In this way, when a fluid is supplied to the tube 10, the fluid supply nozzle insert of an embodiment allows the fluid to flow into the space between the connection shaft body 300 and the pipe 10 while swirling along the guide blades 410 of the inlet shaft body 400, allows the fluid flowing into the space to move while swirling while colliding with the collision protrusions 110 of the center shaft body 100 again and thereby causing microbubbles to be generated, and allows the fluid to be discharged at an increased pressure to the outside of the pipe 10 while containing the microbubbles after moving along the outer surface of the conical outlet shaft body 200 to the discharge port 11 of the pipe 10.

While the present invention has been particularly shown and described with reference to exemplary embodiments thereof, it will be understood by those of ordinary skill in the art that various changes in form and details may be made therein without departing from the spirit or scope of the invention as defined by the following claims.

Claims

1. A fluid supply nozzle insert which is insertedly installed in a tube having a flow channel through which a fluid moves, so as to discharge the fluid at a high pressure, the fluid supply nozzle insert comprising: a center shaft body insertedly installed in a tube and having a circular cross-sectional shape;multiple collision protrusions formed to be spirally arranged in the longitudinal direction on the outer circumferential surface of the center shaft body while being spaced apart from each other;a conical outlet shaft body integrally formed with and extending from the front end of the center shaft body and having a diameter gradually decreasing in the direction in which a fluid moves; a connection shaft body integrally formed with and extending from the rear end of the center shaft body and having a circular cross-sectional shape;an inlet shaft body integrally formed with and extending from the rear end of the connection shaft body and having a circular cross-sectional shape; andmultiple guide blades spirally arranged on the outer circumferential surface of the inlet shaft body,wherein the connection shaft body is formed to have the same diameter as the inlet shaft body, and the center shaft body is formed to have a larger diameter than the inlet shaft body.

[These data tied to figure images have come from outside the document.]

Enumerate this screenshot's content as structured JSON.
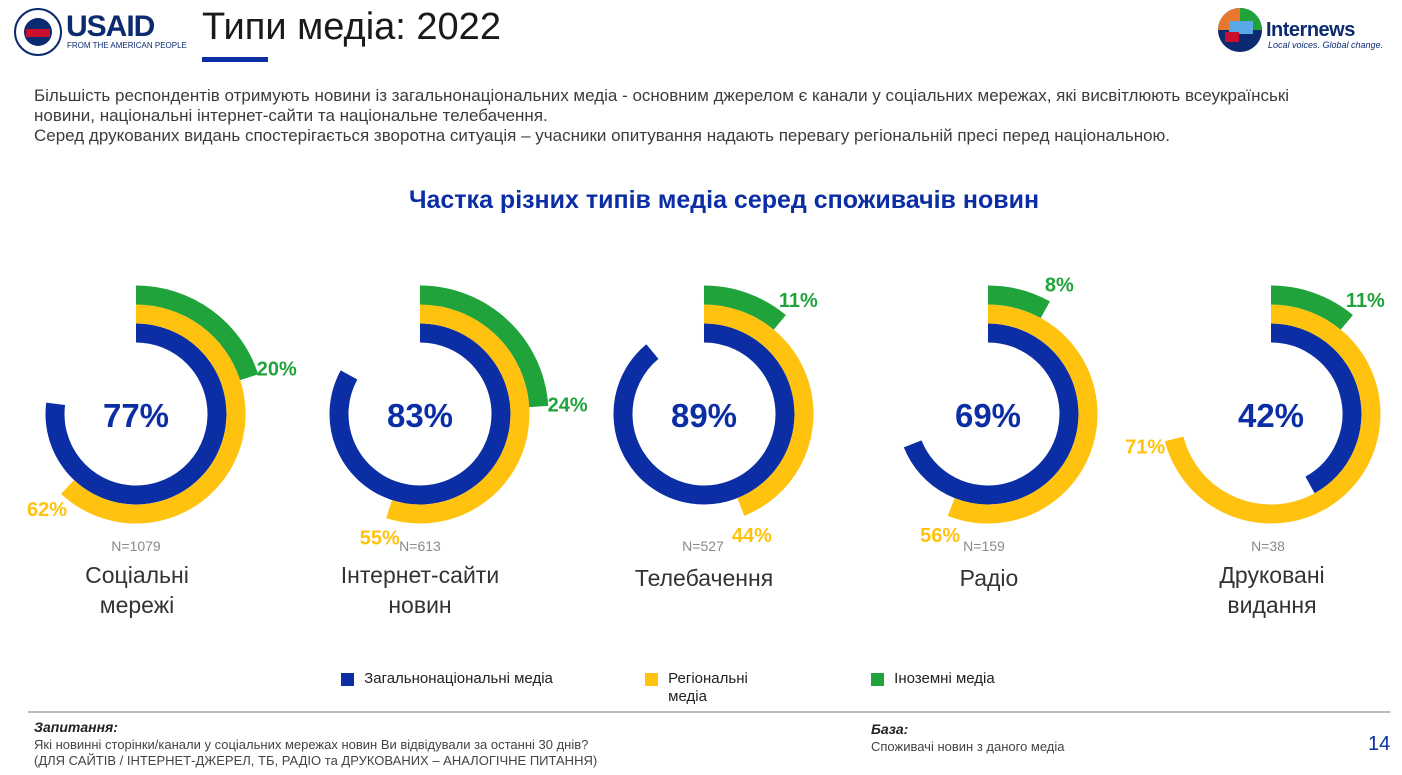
{
  "header": {
    "usaid_word": "USAID",
    "usaid_tagline": "FROM THE AMERICAN PEOPLE",
    "title": "Типи медіа: 2022",
    "internews_word": "Internews",
    "internews_tagline": "Local voices. Global change."
  },
  "intro": {
    "line1": "Більшість респондентів отримують новини із загальнонаціональних медіа - основним джерелом є канали у соціальних мережах, які висвітлюють всеукраїнські новини, національні інтернет-сайти та національне телебачення.",
    "line2": "Серед друкованих видань спостерігається зворотна ситуація – учасники опитування надають перевагу регіональній пресі перед національною."
  },
  "colors": {
    "national": "#0b2ea5",
    "regional": "#ffc20e",
    "foreign": "#1fa33a"
  },
  "chart_data": {
    "type": "donut",
    "title": "Частка різних типів медіа серед споживачів новин",
    "series_names": [
      "Загальнонаціональні медіа",
      "Регіональні медіа",
      "Іноземні медіа"
    ],
    "categories": [
      {
        "name": "Соціальні мережі",
        "n": "N=1079",
        "national": 77,
        "regional": 62,
        "foreign": 20,
        "labels": {
          "national": "77%",
          "regional": "62%",
          "foreign": "20%"
        }
      },
      {
        "name": "Інтернет-сайти новин",
        "n": "N=613",
        "national": 83,
        "regional": 55,
        "foreign": 24,
        "labels": {
          "national": "83%",
          "regional": "55%",
          "foreign": "24%"
        }
      },
      {
        "name": "Телебачення",
        "n": "N=527",
        "national": 89,
        "regional": 44,
        "foreign": 11,
        "labels": {
          "national": "89%",
          "regional": "44%",
          "foreign": "11%"
        }
      },
      {
        "name": "Радіо",
        "n": "N=159",
        "national": 69,
        "regional": 56,
        "foreign": 8,
        "labels": {
          "national": "69%",
          "regional": "56%",
          "foreign": "8%"
        }
      },
      {
        "name": "Друковані видання",
        "n": "N=38",
        "national": 42,
        "regional": 71,
        "foreign": 11,
        "labels": {
          "national": "42%",
          "regional": "71%",
          "foreign": "11%"
        }
      }
    ]
  },
  "categories_text": [
    {
      "line1": "Соціальні",
      "line2": "мережі"
    },
    {
      "line1": "Інтернет-сайти",
      "line2": "новин"
    },
    {
      "line1": "Телебачення",
      "line2": ""
    },
    {
      "line1": "Радіо",
      "line2": ""
    },
    {
      "line1": "Друковані",
      "line2": "видання"
    }
  ],
  "legend": {
    "national": "Загальнонаціональні медіа",
    "regional_line1": "Регіональні",
    "regional_line2": "медіа",
    "foreign": "Іноземні медіа"
  },
  "footer": {
    "question_head": "Запитання:",
    "question_line1": "Які новинні сторінки/канали у соціальних мережах новин Ви відвідували за останні 30 днів?",
    "question_line2": "(ДЛЯ САЙТІВ / ІНТЕРНЕТ-ДЖЕРЕЛ, ТБ, РАДІО та ДРУКОВАНИХ – АНАЛОГІЧНЕ ПИТАННЯ)",
    "base_head": "База:",
    "base_text": "Споживачі новин з даного медіа",
    "page_number": "14"
  }
}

2. The fluid supply nozzle insert of claim 1, wherein a tapered portion having a diameter gradually decreasing in a direction opposite to a direction in which the fluid moves is formed on the outer circumferential surface of the rear end of the center shaft body connected to the front end of the connection shaft body and a plurality of fluid inlet guide grooves are formed to be spaced apart from each other in the circumferential direction on the outer circumferential surface of the center shaft body on which the tapered portion is formed.

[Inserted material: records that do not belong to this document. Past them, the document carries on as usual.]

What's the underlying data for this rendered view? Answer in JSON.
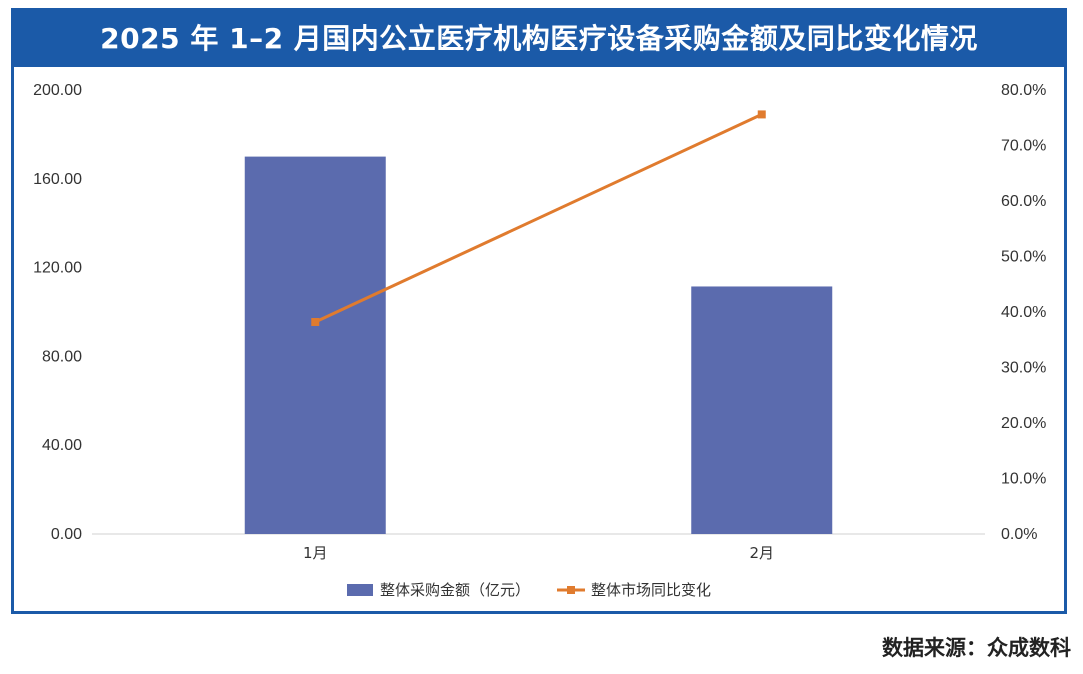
{
  "title": "2025 年 1–2 月国内公立医疗机构医疗设备采购金额及同比变化情况",
  "source": "数据来源：众成数科",
  "colors": {
    "frame": "#1b5aa8",
    "bar": "#5b6bae",
    "line": "#e07b2e"
  },
  "chart_data": {
    "type": "bar+line",
    "categories": [
      "1月",
      "2月"
    ],
    "series": [
      {
        "name": "整体采购金额（亿元）",
        "type": "bar",
        "axis": "left",
        "values": [
          170.0,
          111.5
        ]
      },
      {
        "name": "整体市场同比变化",
        "type": "line",
        "axis": "right",
        "values": [
          38.2,
          75.6
        ]
      }
    ],
    "y_left": {
      "range": [
        0,
        200
      ],
      "ticks": [
        "0.00",
        "40.00",
        "80.00",
        "120.00",
        "160.00",
        "200.00"
      ],
      "tick_values": [
        0,
        40,
        80,
        120,
        160,
        200
      ]
    },
    "y_right": {
      "range": [
        0,
        80
      ],
      "ticks": [
        "0.0%",
        "10.0%",
        "20.0%",
        "30.0%",
        "40.0%",
        "50.0%",
        "60.0%",
        "70.0%",
        "80.0%"
      ],
      "tick_values": [
        0,
        10,
        20,
        30,
        40,
        50,
        60,
        70,
        80
      ]
    },
    "grid": false,
    "legend_position": "bottom"
  }
}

3. The fluid supply nozzle insert of claim 2, wherein a plurality of connection guide grooves are formed in a spiral on the outer circumferential surface of the connection shaft body to be spaced apart from each other in the circumferential direction so as to be connected to the fluid inlet guide grooves.

4. The fluid supply nozzle insert of claim 1, wherein a plurality of discharge guide grooves are formed in a spiral on the outer circumferential surface of the outlet shaft body to be spaced apart from each other in the circumferential direction.